Going forward, Morris told Atlanta BeltLine Inc. board members Wednesday morning that the organization will be much more focused on three areas:
- to develop the BeltLine in a more equitable basis geographically so that all parts of the corridor benefit from the project;
- to advance every aspect of the project — trails, transit, parks, brown-field redevelopment, new development, including retail, housing and office projects; and
- to have a more pro-active focus on economic development and affordable housing.
“At the end of the day, what has been really exciting to us is to have a strategic direction, to know where we are headed,” said Morris, who became CEO of Atlanta BeltLine Inc. in July. “We have greater clarity of how we will get through the next five years, and we have the ability to adjust to opportunistic things that come up.”
John Somerhalder, board chair of the organization, which is an arm of the city and Invest Atlanta, said he was pleased with all the work that has gone into the plan.
The board passed the plan unanimously.
Looking forward, Morris said that Atlanta BeltLine Inc. is exploring opportunities to acquire a couple of major sections of the corridor.
“In the next three years we have the possibility of having 80 percent of the 22 mile corridor,” Morris said.

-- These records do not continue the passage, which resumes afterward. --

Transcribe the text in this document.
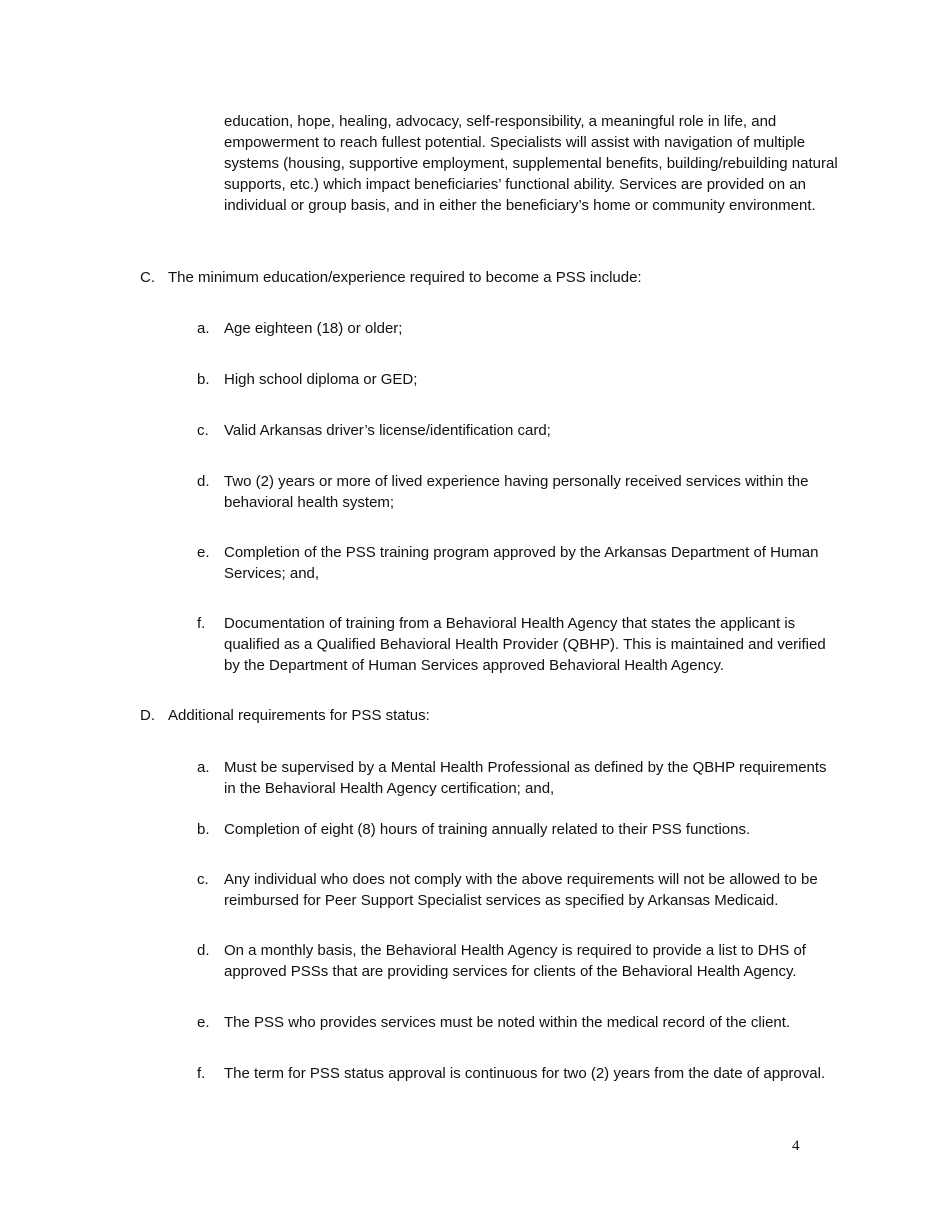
education, hope, healing, advocacy, self-responsibility, a meaningful role in life, and empowerment to reach fullest potential. Specialists will assist with navigation of multiple systems (housing, supportive employment, supplemental benefits, building/rebuilding natural supports, etc.) which impact beneficiaries’ functional ability. Services are provided on an individual or group basis, and in either the beneficiary’s home or community environment.

C. The minimum education/experience required to become a PSS include:
a. Age eighteen (18) or older;
b. High school diploma or GED;
c.	Valid Arkansas driver’s license/identification card;
d. Two (2) years or more of lived experience having personally received services within the behavioral health system;
e. Completion of the PSS training program approved by the Arkansas Department of Human Services; and,
f.	Documentation of training from a Behavioral Health Agency that states the applicant is qualified as a Qualified Behavioral Health Provider (QBHP). This is maintained and verified by the Department of Human Services approved Behavioral Health Agency.
D. Additional requirements for PSS status:
a. Must be supervised by a Mental Health Professional as defined by the QBHP requirements in the Behavioral Health Agency certification; and,
b. Completion of eight (8) hours of training annually related to their PSS functions.
c.	Any individual who does not comply with the above requirements will not be allowed to be reimbursed for Peer Support Specialist services as specified by Arkansas Medicaid.
d. On a monthly basis, the Behavioral Health Agency is required to provide a list to DHS of approved PSSs that are providing services for clients of the Behavioral Health Agency.
e. The PSS who provides services must be noted within the medical record of the client.
f.	The term for PSS status approval is continuous for two (2) years from the date of approval.
4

The section that continues to be challenging is the quadrant from the northwest to the north where there continues to be an active rail line on the corridor. Atlanta BeltLine Inc. is exploring various options of how to complete the circle in light of the active freight line that serves that area. The goal is to own right-of-way in the entire 22-mile corridor within the next five years.
Meanwhile, Morris said the BeltLine will be working to expand or create several parks — Boulevard Crossing, Enota Park, Murphy Crossing as well as the first phase of the Westside Reservoir Park, that includes the Bellwood Quarry.
To date, the Atlanta BeltLine has developed seven miles of new trails, 200 acres of new and renewed parks and green spaces and more than 70 acres of remediated brown-fields.
The City of Atlanta recently received an $18 million TIGER V grant from the U.S. Department of Transportation for the development of a 2.5 mile portion of the Westside Trail in southwest Atlanta.
The strategic plan estimates that it will cost $926 million to complete all the projects outlined during the next five years. In all, the entire project is estimated to cost $4.39 billion.
To view a copy of the Strategic Implementation plan, go to: BeltLine.org.